# Marina Bay Sands, Singapore



## mightyfly (Aug 25, 2010)

Here're some shots I've taken at Marina Bay Sands, Singapore. Please feel free to comment or critic. 

1.






2.





3.





4.





5.





6.


----------



## LaFoto (Aug 25, 2010)

Nothing to be unhappy about here. 
You apparently know all about night photography, small apertures, long exposures and all that. The photo standing out because of its absolute clarity is 3, I think, though the colour in the sky of 2 is also nice to look at, along with the lights already coming on.

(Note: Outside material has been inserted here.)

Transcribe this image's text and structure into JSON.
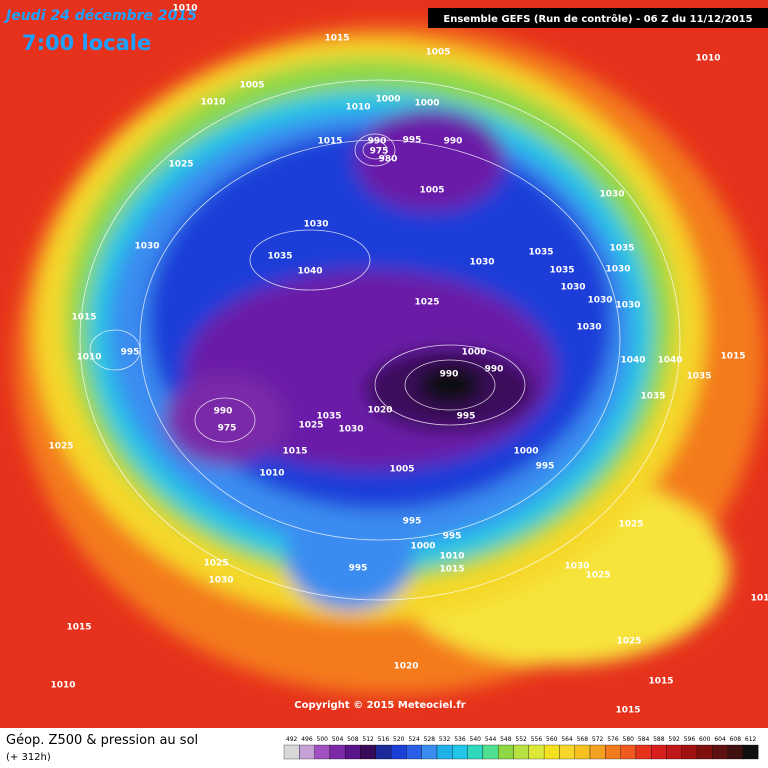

I quite like the last one, too, as I am a fan of photos that sport light and shadow situations. The shadows stretching diagonally towards us add nicely.


----------



## edouble (Aug 25, 2010)

You used light to your advantage that some people would have shunned away from. Very nice pictures.


----------



## Mustlovedragons (Aug 25, 2010)

I liked them all but the second is my favorite, by far.


----------



## Polyphony (Aug 25, 2010)

mightyfly said:


> Here're some shots I've taken at Marina Bay Sands, Singapore. Please feel free to comment or critic.

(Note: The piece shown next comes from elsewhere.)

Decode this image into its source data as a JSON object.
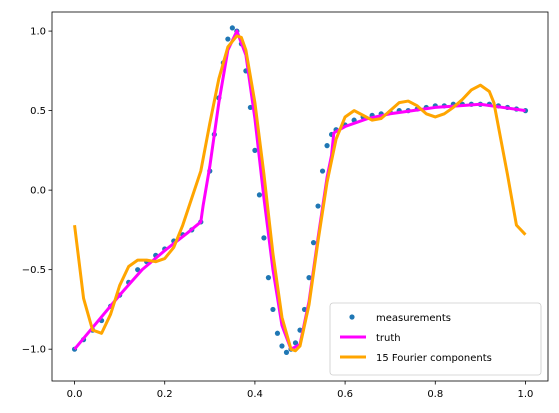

What lens were you using for the cityscape shots?

Edit: Just read your profile. If you took these with the P&S, even better


----------



## mightyfly (Aug 25, 2010)

Thank you everyone, for your comments and kind words. I'm very glad you like the photos. 

Polyphony: Yup, I've used Lumix LX3 (manual mode) for the shots, with its default Leica DC Vario-Summicron 24mm lens.


----------



## Art Photographers (Aug 26, 2010)

Great Shots


----------



## Mersad (Aug 26, 2010)

Great images. Love the first four. Great colors and composition!


----------